As my work on Dialog continues, I’m currently rigging up the Å-machine to accept non-BMP characters in its character set. Unfortunately, though, this won’t work on the Z-machine, because the current spec limits it to the Basic Multilingual Plane—it can’t handle characters above U+FFFF.
I’m curious if this might change at some point. I know the Z-machine spec hasn’t been updated in over a decade now and the format is generally stable; but supporting Unicode at all is a post-Infocom change. It would be nice to go all the way.
Since the Z-machine works with 16-bit words, using UTF-16 seems the most promising. It seems like the changes (specification-wise) would be small:
Either specify that you can use two @print_unicode instructions to print a surrogate pair, or create a new @print_unicode2 (and @check_unicode2) opcode that takes two words instead of one
Specify that a certain bit being set in Flags 2 or Flags 3 means the Unicode translation table contains 3-byte values instead of 2-byte
In the absence of a gestalt system, games could check for support via the Standard version number in the header, and error out if necessary (in particular, if they need non-BMP codepoints in the translation table).
What do people think? Is there interest in a hypothetical Standard 1.2 (I know @Dannii was working on this at some point)? Or should the Z-machine be considered a legacy format at this point that won’t see any further development?
I wouldn’t mind seeing an extension - but I think it needs a lot of careful thought. Using Flags3 (not flags2) is fine and a three byte translation table sounds doable. I think it better to NOT specify input or output as UTF-16 or any other encoding. Leave that up to the interpreter. That way the standard doesn’t need to involve itself with surrogate pairs and all that ugliness except to consider them invalid.

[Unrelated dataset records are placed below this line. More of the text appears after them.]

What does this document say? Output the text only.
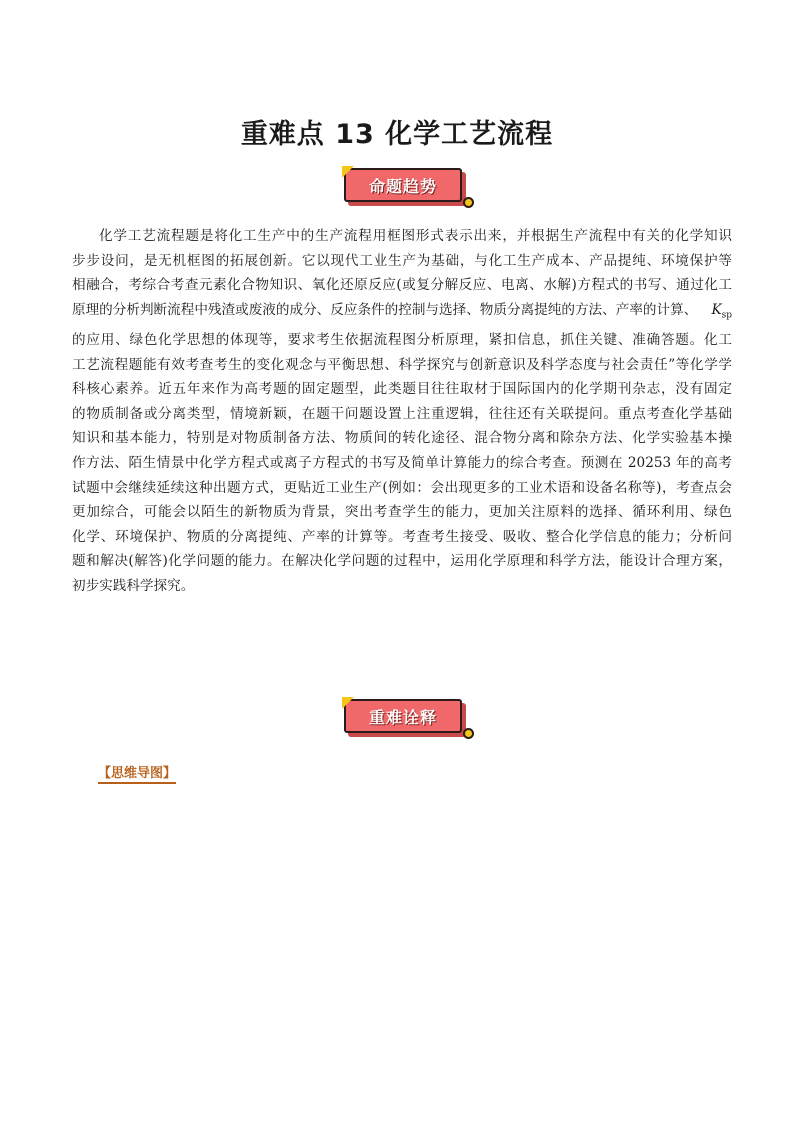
重难点 13 化学工艺流程
命题趋势
化学工艺流程题是将化工生产中的生产流程用框图形式表示出来，并根据生产流程中有关的化学知识
步步设问，是无机框图的拓展创新。它以现代工业生产为基础，与化工生产成本、产品提纯、环境保护等
相融合，考综合考查元素化合物知识、氧化还原反应(或复分解反应、电离、水解)方程式的书写、通过化工
原理的分析判断流程中残渣或废液的成分、反应条件的控制与选择、物质分离提纯的方法、产率的计算、 $K_{sp}$
的应用、绿色化学思想的体现等，要求考生依据流程图分析原理，紧扣信息，抓住关键、准确答题。化工
工艺流程题能有效考查考生的变化观念与平衡思想、科学探究与创新意识及科学态度与社会责任”等化学学
科核心素养。近五年来作为高考题的固定题型，此类题目往往取材于国际国内的化学期刊杂志，没有固定
的物质制备或分离类型，情境新颖，在题干问题设置上注重逻辑，往往还有关联提问。重点考查化学基础
知识和基本能力，特别是对物质制备方法、物质间的转化途径、混合物分离和除杂方法、化学实验基本操
作方法、陌生情景中化学方程式或离子方程式的书写及简单计算能力的综合考查。预测在 20253 年的高考
试题中会继续延续这种出题方式，更贴近工业生产(例如：会出现更多的工业术语和设备名称等)，考查点会
更加综合，可能会以陌生的新物质为背景，突出考查学生的能力，更加关注原料的选择、循环利用、绿色
化学、环境保护、物质的分离提纯、产率的计算等。考查考生接受、吸收、整合化学信息的能力；分析问
题和解决(解答)化学问题的能力。在解决化学问题的过程中，运用化学原理和科学方法，能设计合理方案，
初步实践科学探究。
重难诠释
【思维导图】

At this point in time the Z-Machine is a format largely for the point of legacy platforms. Non-BMP isn’t going to run on them. Extending the Z-Machine and keeping legacy platforms working are opposing goals.
I don’t think this can be gated by standard 1.2. As you note, we’ve had 1.2 proposals kicking around for a while, so there’s a concept of what 1.2 “should” look like. That would have to be resurrected so there’s complete agreement on what a claim of 1.2 actually means, and I’m not sure that’s feasible.
That includes adding entries to Flags 3, since that’s nominally controlled by the standard.
One backward-compatible possibility is to define some new EXT opcodes. For example, one could be used to “upgrade” the Unicode translation table: pass it the address of the 3-byte-entry table, and now the interpreter uses that as the translation table. It’d have to also include a pointer for the interpreter to write out a value saying “yes, I handled this opcode”, so you could detect whether it is supported. Then decide whether to halt or continue in “legacy” mode.
On the @print_unicode side, same deal. A new EXT opcode which takes two operands (so no need for UTF-16/surrogate pairs), and, as with the translation table, a pointer to be written to if it’s supported. This would make writing out Unicode values a bit verbose in the code, but doable. As in, if you really wanted to you could do this (wonderful pseudo-code mix of C and Inform):
! 😀 is U+1F600
top = $0001;
bottom = $f600;
*result = 0;
@print_full_unicode top bottom result;
if *result == 0 {
print ":)"
}
Is this worth it? I dunno. But it’d be pretty easy to add support for these to an interpreter.
The main takeaway is that you’d just have to check for success/failure on each EXT call. Or, alternatively (and probably better), tie the two together: make the “upgrade Unicode table” a generic “check for extended Unicode” that takes an optional Unicode translation table, but always “returns” a value saying “yes I support all these Unicode EXT opcodes”. That way you don’t have to have the new @print_unicode-style opcode “return” anything. You test once on startup and know it’s available or not.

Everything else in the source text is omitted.